Train-Time Rotation Augmentation: Where the Curve Actually Flattens

How many distinct rotations does a 3D model need to see at training time before its accuracy on rotated test inputs stops improving? I trained five small PointNets on ModelNet40 — the only thing different between them was the size of the rotation pool used during training: K = 1, 4, 16, 64, 256 random SO(3) matrices. Then I evaluated each on a test set rotated five different ways. The answer comes out as one curve, one cliff in marginal returns, and one trap that almost killed K=4 before training finished.

Figure 3. Top-1 accuracy on the SO(3)-rotated ModelNet40 test set as a function of K, the size of the training rotation pool. The x-axis is log-2. The curve dips at K=4 below the K=1 floor, climbs steeply between K=4 and K=64, and keeps climbing — more gently — out to K=256. Marginal gain per doubling halves between K=64 and K=256.

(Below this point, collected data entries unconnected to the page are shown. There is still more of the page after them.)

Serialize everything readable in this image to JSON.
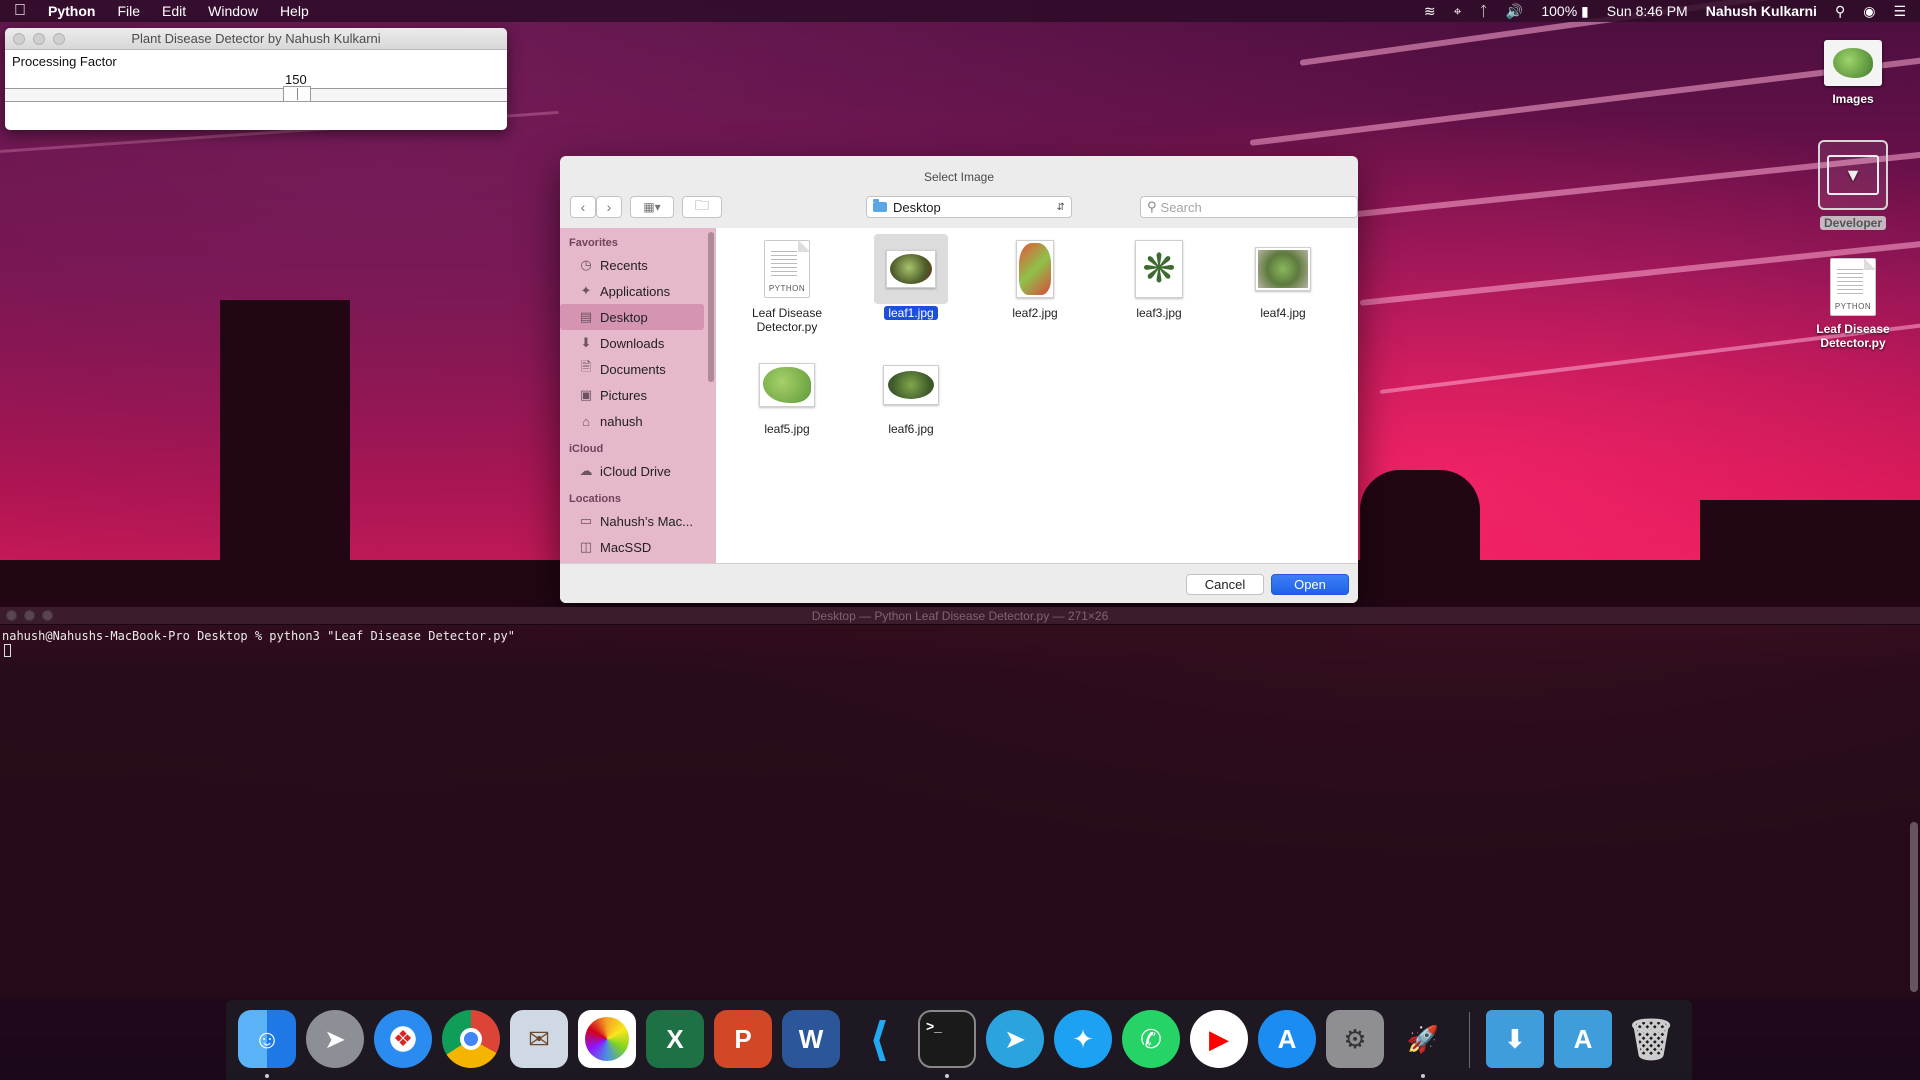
{
  "menubar": {
    "app_name": "Python",
    "menus": [
      "File",
      "Edit",
      "Window",
      "Help"
    ],
    "battery": "100%",
    "clock": "Sun 8:46 PM",
    "user": "Nahush Kulkarni"
  },
  "tk_window": {
    "title": "Plant Disease Detector by Nahush Kulkarni",
    "label": "Processing Factor",
    "value": "150"
  },
  "desktop_icons": {
    "images": "Images",
    "developer": "Developer",
    "python_file_line1": "Leaf Disease",
    "python_file_line2": "Detector.py",
    "python_tag": "PYTHON"
  },
  "dialog": {
    "title": "Select Image",
    "location": "Desktop",
    "search_placeholder": "Search",
    "sidebar": {
      "favorites_header": "Favorites",
      "favorites": [
        "Recents",
        "Applications",
        "Desktop",
        "Downloads",
        "Documents",
        "Pictures",
        "nahush"
      ],
      "icloud_header": "iCloud",
      "icloud": [
        "iCloud Drive"
      ],
      "locations_header": "Locations",
      "locations": [
        "Nahush’s Mac...",
        "MacSSD"
      ]
    },
    "files": [
      {
        "name_line1": "Leaf Disease",
        "name_line2": "Detector.py",
        "tag": "PYTHON"
      },
      {
        "name": "leaf1.jpg"
      },
      {
        "name": "leaf2.jpg"
      },
      {
        "name": "leaf3.jpg"
      },
      {
        "name": "leaf4.jpg"
      },
      {
        "name": "leaf5.jpg"
      },
      {
        "name": "leaf6.jpg"
      }
    ],
    "cancel_label": "Cancel",
    "open_label": "Open"
  },
  "terminal": {
    "title": "Desktop — Python Leaf Disease Detector.py — 271×26",
    "command": "nahush@Nahushs-MacBook-Pro Desktop % python3 \"Leaf Disease Detector.py\""
  },
  "dock": {
    "apps": [
      "finder-icon",
      "launchpad-icon",
      "safari-icon",
      "chrome-icon",
      "mail-icon",
      "photos-icon",
      "excel-icon",
      "powerpoint-icon",
      "word-icon",
      "vscode-icon",
      "terminal-icon",
      "telegram-icon",
      "twitter-icon",
      "whatsapp-icon",
      "youtube-icon",
      "app-store-icon",
      "system-preferences-icon",
      "python-launcher-icon",
      "downloads-folder-icon",
      "applications-folder-icon",
      "trash-icon"
    ]
  },
  "colors": {
    "accent_blue": "#1b4fdc",
    "sidebar_pink": "#e6b8cc",
    "open_button": "#2a6cf0"
  }
}
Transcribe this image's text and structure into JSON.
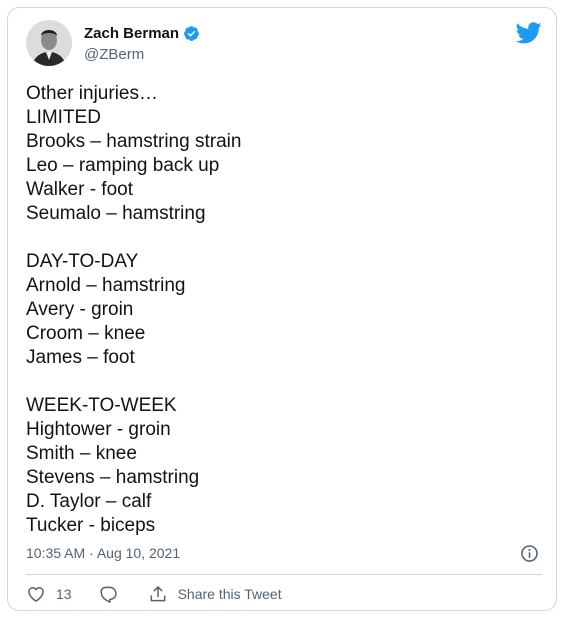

K=1 hits 0.24 on the SO(3)-rotated test set — basically random guessing on a 40-way problem with a strong default-class bias. K=4 actually does worse at 0.20; that one is worth a section of its own. K=16 jumps to 0.40, K=64 lands at 0.61, K=256 hits 0.71. The first big jump — K=16 to K=64 — buys +21 points. The next quadrupling — K=64 to K=256 — buys only +10. The marginal return per doubling falls off a cliff somewhere between K=64 and K=256.

The setup, in one diagram

%%{init: {'theme': 'neutral'}}%%
flowchart LR
    A[ModelNet40 mesh]
    B[sample 1024 points]
    C[apply R from pool of K]
    D[PointNet shared MLPs + max pool]
    E[cross entropy + Adam]
    F[checkpoint pointnet-kK.pt]
    G["eval on SO(3)-rotated test"]
    A --> B --> C --> D --> E --> F --> G

Figure 1. The training pipeline. For each minibatch, every sample picks one rotation matrix uniformly from a fixed pool of K. The pool is sampled once at the start of training and never changes; only the choice within the pool is per-step. K is the only variable that moves across the five training runs.

The architecture is a small PointNet without the T-Net: a stack of shared 1D convolutions over 1024 input points, a single max-pool that collapses the point dimension, and a three-layer MLP head. About 0.98 million parameters, which fits a batch of 32 plus FP16 activations comfortably on a T4. The T-Net is intentionally absent — its job is to learn a per-sample alignment that approximates rotation invariance, and I want the rotation effect to come from augmentation alone.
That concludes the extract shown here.